All three people said that no final decision has been made and that there is no timeline for when it would arrive. However, one of the US officials, who like others were granted anonymity to discuss a sensitive internal deliberation, said that « the United States is considering providing » cluster munitions.
The Pentagon said it has nothing to announce about the weapon. The White House did not immediately respond to a request for comment.

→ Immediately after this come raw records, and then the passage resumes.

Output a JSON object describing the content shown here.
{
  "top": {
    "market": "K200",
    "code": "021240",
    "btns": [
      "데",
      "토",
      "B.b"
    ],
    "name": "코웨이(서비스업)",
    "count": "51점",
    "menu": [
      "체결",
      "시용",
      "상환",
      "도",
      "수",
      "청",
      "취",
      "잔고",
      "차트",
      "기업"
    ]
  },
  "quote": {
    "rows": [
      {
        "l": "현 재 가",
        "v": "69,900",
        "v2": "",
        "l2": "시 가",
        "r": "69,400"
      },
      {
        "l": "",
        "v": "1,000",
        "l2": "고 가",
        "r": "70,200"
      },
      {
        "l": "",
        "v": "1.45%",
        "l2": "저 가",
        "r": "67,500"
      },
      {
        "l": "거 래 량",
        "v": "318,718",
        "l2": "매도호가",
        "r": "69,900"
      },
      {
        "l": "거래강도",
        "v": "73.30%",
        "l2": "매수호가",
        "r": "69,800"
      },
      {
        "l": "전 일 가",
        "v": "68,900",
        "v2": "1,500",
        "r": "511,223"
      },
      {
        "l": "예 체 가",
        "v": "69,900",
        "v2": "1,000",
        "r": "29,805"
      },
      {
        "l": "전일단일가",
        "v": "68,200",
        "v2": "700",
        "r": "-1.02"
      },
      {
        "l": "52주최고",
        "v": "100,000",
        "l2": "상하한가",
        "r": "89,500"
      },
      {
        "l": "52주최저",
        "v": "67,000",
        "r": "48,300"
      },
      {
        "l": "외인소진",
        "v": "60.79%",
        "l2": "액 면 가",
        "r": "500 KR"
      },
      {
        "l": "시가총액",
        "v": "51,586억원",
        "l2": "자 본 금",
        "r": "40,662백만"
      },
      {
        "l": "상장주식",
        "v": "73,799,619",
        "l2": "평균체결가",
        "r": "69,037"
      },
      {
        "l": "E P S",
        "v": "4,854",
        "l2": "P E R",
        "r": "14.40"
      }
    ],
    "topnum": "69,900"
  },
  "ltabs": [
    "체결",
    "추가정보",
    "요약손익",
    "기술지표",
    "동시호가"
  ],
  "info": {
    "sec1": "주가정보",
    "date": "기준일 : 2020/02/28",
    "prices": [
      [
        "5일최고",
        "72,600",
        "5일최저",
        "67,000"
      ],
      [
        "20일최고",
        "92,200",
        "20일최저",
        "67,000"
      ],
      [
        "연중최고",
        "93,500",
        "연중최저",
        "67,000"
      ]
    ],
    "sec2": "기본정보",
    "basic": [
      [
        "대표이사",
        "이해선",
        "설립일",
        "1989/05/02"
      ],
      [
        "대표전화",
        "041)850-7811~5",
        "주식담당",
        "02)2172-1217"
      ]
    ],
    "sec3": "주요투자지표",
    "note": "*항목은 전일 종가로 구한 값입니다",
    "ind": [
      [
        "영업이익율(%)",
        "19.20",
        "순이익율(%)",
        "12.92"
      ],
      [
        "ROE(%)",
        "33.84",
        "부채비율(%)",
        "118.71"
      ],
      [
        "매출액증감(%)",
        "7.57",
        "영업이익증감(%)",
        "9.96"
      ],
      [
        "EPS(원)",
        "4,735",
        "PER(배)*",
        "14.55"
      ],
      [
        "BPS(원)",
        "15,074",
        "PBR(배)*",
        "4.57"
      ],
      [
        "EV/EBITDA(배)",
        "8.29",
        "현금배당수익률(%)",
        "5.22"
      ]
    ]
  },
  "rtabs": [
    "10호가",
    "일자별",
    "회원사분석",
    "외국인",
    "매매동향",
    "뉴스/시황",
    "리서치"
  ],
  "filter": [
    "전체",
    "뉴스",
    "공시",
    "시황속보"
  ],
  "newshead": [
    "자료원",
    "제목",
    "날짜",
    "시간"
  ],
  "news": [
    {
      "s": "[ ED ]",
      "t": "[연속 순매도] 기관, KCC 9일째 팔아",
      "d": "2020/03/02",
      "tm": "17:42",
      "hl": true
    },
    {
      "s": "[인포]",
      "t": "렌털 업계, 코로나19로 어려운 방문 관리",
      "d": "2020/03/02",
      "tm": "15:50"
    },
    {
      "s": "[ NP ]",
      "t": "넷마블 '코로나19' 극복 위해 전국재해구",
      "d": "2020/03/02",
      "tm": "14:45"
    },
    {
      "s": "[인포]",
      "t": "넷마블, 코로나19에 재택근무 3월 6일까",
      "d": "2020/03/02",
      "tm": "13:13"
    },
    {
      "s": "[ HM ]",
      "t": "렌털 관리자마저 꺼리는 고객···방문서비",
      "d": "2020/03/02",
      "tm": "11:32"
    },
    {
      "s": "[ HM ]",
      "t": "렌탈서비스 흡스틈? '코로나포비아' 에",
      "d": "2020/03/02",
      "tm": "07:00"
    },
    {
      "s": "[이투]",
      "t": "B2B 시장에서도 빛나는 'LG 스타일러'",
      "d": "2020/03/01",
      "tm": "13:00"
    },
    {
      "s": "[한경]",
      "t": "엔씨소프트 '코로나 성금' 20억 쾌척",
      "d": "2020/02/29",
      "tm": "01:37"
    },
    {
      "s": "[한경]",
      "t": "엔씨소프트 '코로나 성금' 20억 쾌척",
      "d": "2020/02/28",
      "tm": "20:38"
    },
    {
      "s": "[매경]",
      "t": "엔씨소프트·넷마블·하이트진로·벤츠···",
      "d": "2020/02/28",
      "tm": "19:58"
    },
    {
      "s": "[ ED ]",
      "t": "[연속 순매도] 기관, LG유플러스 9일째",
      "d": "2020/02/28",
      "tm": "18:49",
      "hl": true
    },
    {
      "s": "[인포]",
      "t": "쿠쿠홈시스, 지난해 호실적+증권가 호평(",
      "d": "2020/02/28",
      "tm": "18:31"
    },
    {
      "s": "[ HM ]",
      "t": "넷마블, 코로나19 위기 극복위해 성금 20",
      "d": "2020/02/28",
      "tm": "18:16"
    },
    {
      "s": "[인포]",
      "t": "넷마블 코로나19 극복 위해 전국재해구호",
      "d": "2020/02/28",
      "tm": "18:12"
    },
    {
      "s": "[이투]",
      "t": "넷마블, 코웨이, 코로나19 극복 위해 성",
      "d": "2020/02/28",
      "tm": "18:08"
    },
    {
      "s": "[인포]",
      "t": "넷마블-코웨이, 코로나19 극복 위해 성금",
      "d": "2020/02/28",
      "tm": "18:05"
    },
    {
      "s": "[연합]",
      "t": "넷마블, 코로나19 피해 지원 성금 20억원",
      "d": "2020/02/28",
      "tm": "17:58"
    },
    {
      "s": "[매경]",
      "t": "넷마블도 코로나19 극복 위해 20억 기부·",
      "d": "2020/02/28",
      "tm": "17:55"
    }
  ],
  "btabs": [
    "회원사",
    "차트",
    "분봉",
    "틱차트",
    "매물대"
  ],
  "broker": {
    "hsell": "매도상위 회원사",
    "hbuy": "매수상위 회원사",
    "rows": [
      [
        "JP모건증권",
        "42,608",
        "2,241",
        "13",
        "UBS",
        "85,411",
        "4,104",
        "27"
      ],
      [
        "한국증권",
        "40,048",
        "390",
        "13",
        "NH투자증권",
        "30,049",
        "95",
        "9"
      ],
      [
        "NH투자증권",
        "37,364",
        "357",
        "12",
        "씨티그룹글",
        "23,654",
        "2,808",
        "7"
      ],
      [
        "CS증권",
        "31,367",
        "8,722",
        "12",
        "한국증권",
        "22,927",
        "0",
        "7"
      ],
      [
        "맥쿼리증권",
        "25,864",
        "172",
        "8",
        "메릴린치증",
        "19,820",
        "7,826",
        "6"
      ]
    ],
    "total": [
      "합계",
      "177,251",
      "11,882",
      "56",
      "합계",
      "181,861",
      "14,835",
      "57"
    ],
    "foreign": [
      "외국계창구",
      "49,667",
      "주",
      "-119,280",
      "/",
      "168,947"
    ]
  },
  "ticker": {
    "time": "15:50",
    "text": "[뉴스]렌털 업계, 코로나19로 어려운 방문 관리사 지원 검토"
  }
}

Cluster munitions can be launched from high-mobility artillery missile systems and 155mm howitzers, which the United States has provided to Ukraine as part of $41 billion in security assistance since the war began in February 2022. The munitions disperse large numbers of explosive « bombs » over a wide area, potentially killing civilians near intended targets. « Faults » that don’t work could later explode, harming innocent people and complicating troop movements as the war progresses.
The United States is not party to an international ban on their use, the 2010 Convention on Cluster Munitions signed by more than 100 countries. But Congress has limited Washington’s ability to transfer cluster munitions, citing the risk to civilians. The president or secretary of state can override these constraints if a high standard is met.
But last week, Laura Cooper, the Pentagon’s Europe chief, told lawmakers in the House Foreign Affairs Committee that the munitions « would be useful, especially against entrenched Russian positions on the battlefield. »
Republican lawmakers are in favor of the move, and committee chairman Rep. Michael McCaul (R-Texas) said last week that cluster munitions « would be incredibly effective against the heavily fortified Russian defensive positions that the Ukrainians now have to breach. »
Democrats in Congress, however, are not in favor. In a letter obtained by POLITICO this week, 14 Democratic senators wrote to National Security Advisor Jake Sullivan that « the humanitarian costs and damage to coalition unity from the supply of U.S. cluster munitions would outweigh the tactical benefits, and urge the president not to approve such a transfer. »
The battlefield is also littered with mines, one reason Ukraine’s counter-offensive has not gone as quickly as officials in Kiev and Washington had hoped. Russia used cluster munitions throughout the war, while evidence is mounting that Ukraine is launching themmashed potato.
According to a March report of the United Nations Independent Commission of Inquiry on Ukraine“The Ukrainian Armed Forces likely used cluster munitions and rocket-launched anti-personnel landmines to carry out attacks in the city of Izium, Kharkiv Region, from March to September 2022, when it was controlled by the Russian Armed Forces.”